Probability of events

Probability is a way to measure how likely it is that something will happen. Probabilities are usually expressed as numbers between 0 and 1, where 0 means the event never happens, and 1 means it always happens.
For example, if you have a 1 in 10 chance of winning a game, the probability is 0.1 (or 10%). When you're considering events over time, like being struck by lightning, probabilities can be more complicated.
In this context, we define the probability of being injured by lightning in any given year as \( \frac{1}{685,000} \), which is indeed a very tiny chance.

• If the same event happens repeatedly, like surviving a year without being struck by lightning, probabilities must reflect each instance.
• Calculating the probability of an event occurring over multiple instances involves mathematical calculations.

In our case, it implies assuming that each year is independent, with its own probability that does not influence the next year's likelihood.

Lifetime risk

Lifetime risk refers to the probability that an event will happen to a person at least once during their lifetime. It's particularly useful in contexts like health where events are rare in any single year but could happen over a longer timeframe.
When discussing being struck by lightning, the lifetime probability is expressed as \( \frac{1}{9100} \). This number is significantly larger than the yearly risk because it's calculated to reflect the possibility over many years.
The lifetime probability is related to the yearly probability by acknowledging how small annual risks add up.

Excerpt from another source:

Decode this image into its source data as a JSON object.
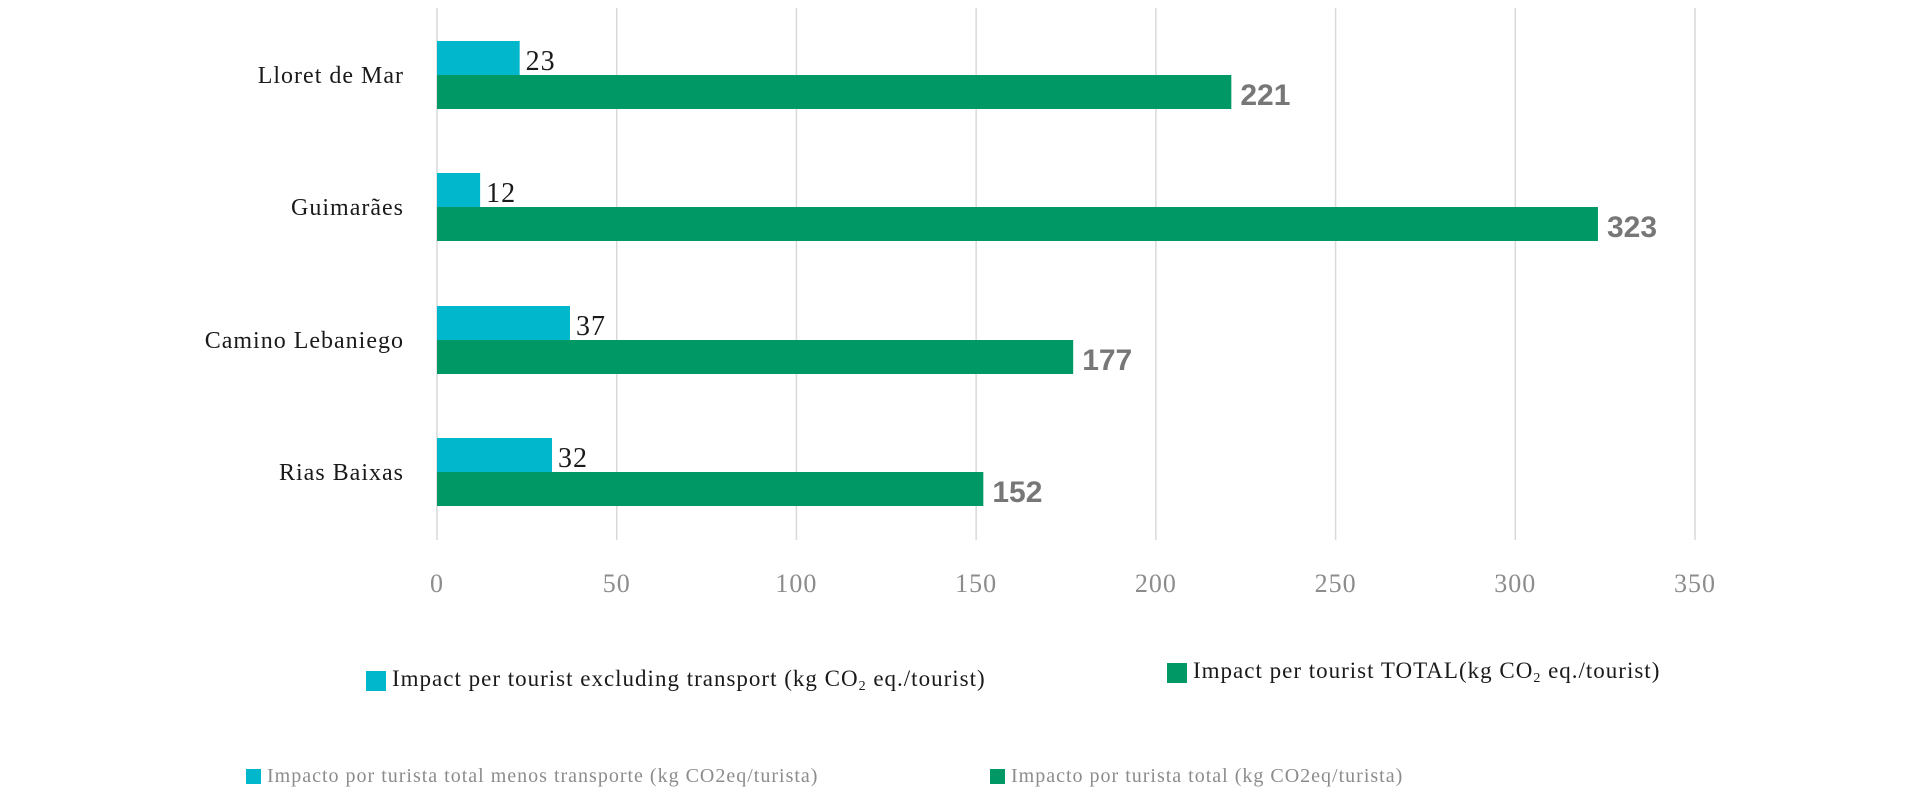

After 80 years, the chance that at least one strike occurs becomes tangible.

• It assumes the individual will live for the average lifespan of 80 years.
• This calculation helps bridge understanding between annual and total lifetime risks.

Therefore, it gives a comprehensive picture of the risk faced by any one person over their lifetime.

Expected value

Expected value is a concept used to predict the average outcome of an event over many occurrences. It sums up all possible outcomes, each multiplied by the probability of that outcome.
In the context of lightning strikes, the expected value concept helps estimate how many people might be struck by lightning in a large population.
Given the probability of \( \frac{1}{685,000} \), you can calculate the expected number of lightning strikes among 300 million people in the U.S.: \[\text{Expected per year} = 300,000,000 \times \frac{1}{685,000} \approx 438\] This means around 438 people are statistically expected to be struck by lightning each year in such a large population.

• Expected value provides a way to see the bigger picture of rare events in large groups.
• While individual odds are tiny, they help aggregate into meaningful numbers at a community or national level.

This method is valuable for creating prevention and safety plans based on statistical averages.

Probability calculations

Doing probability calculations is about using known probabilities to find unknown ones.
When calculating the probability of not being struck by lightning over 80 years, you use the formula:\[ P(\text{never struck in 80 years}) = \left(1 - \frac{1}{685,000}\right)^{80} \]This formula takes the annual survival odds and multiplies them over 80 years.
The full calculation gives a very close approximation of the probability of not being struck even once. In part b of the exercise, we relate this to the given lifetime risk.

• This means using basic math principles and probability rules to do more intricate calculations.
• Such steps make complex predictions and assessments more accessible.

Understanding these calculations helps visualize how probability works over multiple events or years.